В окно она видела, как возвращались с кладбища, а потом ближе к вечеру одна за другой проехали мимо ее дома машины. Возможно, Лешка с отцом тоже уехали в Минск, а она так и не повидала его. Ведь они были друзьями, и она должна была поддержать его, ведь сколько раз одно лишь его присутствие в ее жизни разгоняло тучи, привносило радость и смех… И Лешкина ладонь в ее руке придавала силы и мужества… Ей надо было подойти к нему вчера, возможно, только ее поддержка и участие ему были так нужны.
Злата до самой темноты так и просидела в зале, свернувшись калачиком в кресле, и только свет из столовой, падающий сюда, не давал мраку поглотить ее. Мысли, тяжелые, печальные, как вороны, все кружились и кружились над ней, не давая покоя. Отмахнуться от них не получалось, как бы она ни старалась. Не помогало даже пресловутое заклинание Скарлетт, которое обычно действовало безотказно.
Когда она приехала в Горновку, чтобы жить и писать, ей казалось, это правильный и обдуманный шаг. Она действительно хотела жить там, где еще сохранился дух времени, а дни, неспешные, неторопливые, мирные и ленивые, окрашенные в приглушенные, неяркие тона, сменяют друг друга… Она хотела сельской тишины, бескрайних полей, простирающихся до горизонта, луговых трав и тенистой прохлады лесных чащоб с их тропками и стежками. Она хотела писать, создавать жизни и вершить судьбы. Любя русскую литературу, она всегда находила некую прелесть и особую романтику в таком уединении, в котором творили великие писатели. Михайловское, Ясная Поляна…
Возможно, Полянская хотела укрыться здесь, спрятавшись от жизни с ее бурями и страстями. Только одного она не учла: натура ее была другой. Ее стихией был огонь. Жизнь в ней была слишком сильна, и все ее проявления с бурями и страстями, чувствами и эмоциями, радостями и горестями открывались ей…
Все было каким-то неправильным, и сомнения все сильнее терзали ее. Из издательств не звонили, с документами по оформлению опекунства над Машкой была полная неразбериха, а любовь ее была запретной, чужой, аморальной и приносила куда больше боли, чем радости. Дни напролет она бродила по дому, по деревне, ожидая, надеясь и не зная, чем себя занять. Единственным незыблемым в этом мире осталась ее любовь к родной земле, к этой деревне, к белому кирпичному дому, построенному бабушкой с дедом на века, и к людям, которые здесь еще жили.
Одевшись, девушка выскользнула на улицу и снова отправилась бродить по Горновке. В небе дрожали звезды, а свет фонарей отражался в лужицах на асфальте, покрытых тонкой коркой льда. Девушка медленно шла по дороге, вдыхая сырой воздух, смотрела то себе под ноги, то поднимала глаза к небу.
Так она дошла до конца деревни, не меняя свой ежевечерний маршрут, потом повернула обратно и в метрах ста от себя разглядела одинокую фигуру. Она только на мгновение мелькнула в желтом свете фонаря, потом тьма снова поглотила ее, но Полянской и этого было достаточно, чтобы узнать в ней Лешку Блотского.
Злата бросилась бежать.
— Лешка, — окликнула она парня, почти нагнав его.

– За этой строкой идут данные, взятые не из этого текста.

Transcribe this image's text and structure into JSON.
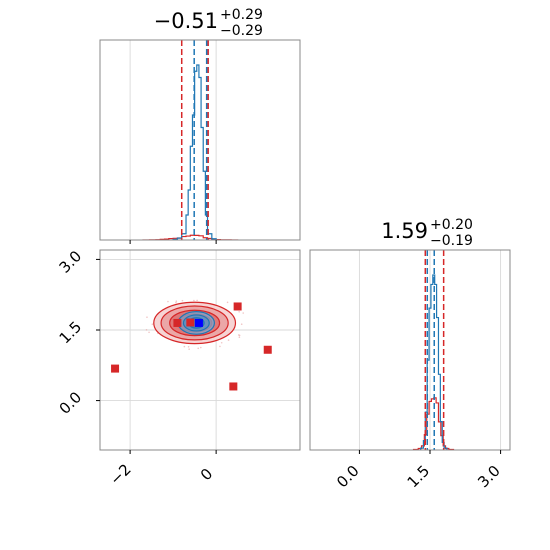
{
  "chart_data": {
    "type": "corner",
    "parameters": [
      {
        "title_value": "−0.51",
        "title_plus": "+0.29",
        "title_minus": "−0.29",
        "median": -0.51,
        "quantile_low": -0.8,
        "quantile_high": -0.22,
        "range": [
          -2.7,
          1.95
        ],
        "ticks": [
          -2,
          0
        ],
        "tick_labels": [
          "−2",
          "0"
        ]
      },
      {
        "title_value": "1.59",
        "title_plus": "+0.20",
        "title_minus": "−0.19",
        "median": 1.59,
        "quantile_low": 1.4,
        "quantile_high": 1.79,
        "range": [
          -1.05,
          3.2
        ],
        "ticks": [
          0.0,
          1.5,
          3.0
        ],
        "tick_labels": [
          "0.0",
          "1.5",
          "3.0"
        ]
      }
    ],
    "series": [
      {
        "color": "#d62728",
        "hist1d_p1": {
          "bin_edges": [
            -1.7,
            -1.55,
            -1.4,
            -1.3,
            -1.2,
            -1.1,
            -1.0,
            -0.9,
            -0.8,
            -0.7,
            -0.6,
            -0.5,
            -0.4,
            -0.3,
            -0.2,
            -0.1,
            0.0,
            0.1,
            0.2,
            0.35,
            0.5
          ],
          "counts": [
            1,
            3,
            4,
            9,
            14,
            22,
            26,
            30,
            52,
            60,
            72,
            70,
            64,
            34,
            24,
            14,
            6,
            3,
            2,
            1
          ]
        },
        "hist1d_p2": {
          "bin_edges": [
            1.15,
            1.25,
            1.32,
            1.38,
            1.43,
            1.48,
            1.53,
            1.58,
            1.63,
            1.68,
            1.73,
            1.78,
            1.83,
            1.9,
            2.0
          ],
          "counts": [
            1,
            3,
            8,
            30,
            70,
            95,
            100,
            102,
            92,
            55,
            28,
            8,
            3,
            1
          ]
        },
        "markers": [
          {
            "x": -2.35,
            "y": 0.68
          },
          {
            "x": -0.9,
            "y": 1.65
          },
          {
            "x": -0.6,
            "y": 1.66
          },
          {
            "x": 0.4,
            "y": 0.3
          },
          {
            "x": 0.5,
            "y": 2.0
          },
          {
            "x": 1.2,
            "y": 1.08
          }
        ]
      },
      {
        "color": "#1f77b4",
        "hist1d_p1": {
          "bin_edges": [
            -1.0,
            -0.9,
            -0.8,
            -0.7,
            -0.65,
            -0.6,
            -0.55,
            -0.5,
            -0.45,
            -0.4,
            -0.35,
            -0.3,
            -0.25,
            -0.2,
            -0.1,
            0.0
          ],
          "counts": [
            1,
            3,
            10,
            40,
            80,
            150,
            200,
            270,
            280,
            260,
            180,
            110,
            40,
            10,
            2
          ]
        },
        "hist1d_p2": {
          "bin_edges": [
            1.3,
            1.36,
            1.4,
            1.44,
            1.48,
            1.52,
            1.56,
            1.6,
            1.64,
            1.68,
            1.72,
            1.76,
            1.8,
            1.86
          ],
          "counts": [
            2,
            10,
            40,
            95,
            150,
            175,
            185,
            175,
            140,
            80,
            30,
            8,
            2
          ]
        },
        "markers": [
          {
            "x": -0.4,
            "y": 1.65
          }
        ]
      }
    ],
    "contours_p2_vs_p1": {
      "red": {
        "center": [
          -0.5,
          1.65
        ],
        "radii_x": [
          0.95,
          0.78,
          0.58,
          0.4
        ],
        "radii_y": [
          0.44,
          0.36,
          0.27,
          0.19
        ]
      },
      "blue": {
        "center": [
          -0.46,
          1.65
        ],
        "radii_x": [
          0.42,
          0.3,
          0.18
        ],
        "radii_y": [
          0.24,
          0.17,
          0.11
        ]
      }
    },
    "grid": true
  }
}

Блотский замер на месте и медленно обернулся. Было темно, и Злата не могла видеть его лица. Они стояли друг против друга и молчали, только их тяжелое прерывистое дыхание нарушало тишину. Злата хотела заговорить, но как бы ни пыталась, не могла подыскать слов, которые смогли бы утешить парня. Все слова казались глупыми, банальными, пустыми.
Она нерешительно подняла руку и протянула ее Лешке ладонью вверх — так, как часто делал парень. Блотский не сразу подал ей руку, но когда его холодные дрожащие пальцы коснулись ее теплой ладошки, Злата сжала его ладонь. Так и пошли они дальше по деревне в полном молчании, только Лешка все сильнее сжимал ее ладонь, боясь, что она вдруг исчезнет. Ее теплая, мягкая и нежная ладошка, ее безмолвное сочувствие и присутствие были тем единственным, в чем нуждался сейчас Алексей Блотский.
Глава 28
Было уже за полночь, когда Лешка, наконец, забылся тяжелым. тревожным сном, но даже во сне он продолжал удерживать ее руку в своей. Злата сидела на краешке разложенного дивана в зале, где постелила ему, и потихоньку гладила его пальцы. вглядываясь в черты его осунувшегося, бледного, усталого лица. Сколько он не спал? Сутки? Двое? Трое? Она сомневалась, сможет ли он уснуть вообще. Смогла бы она, пережив такое?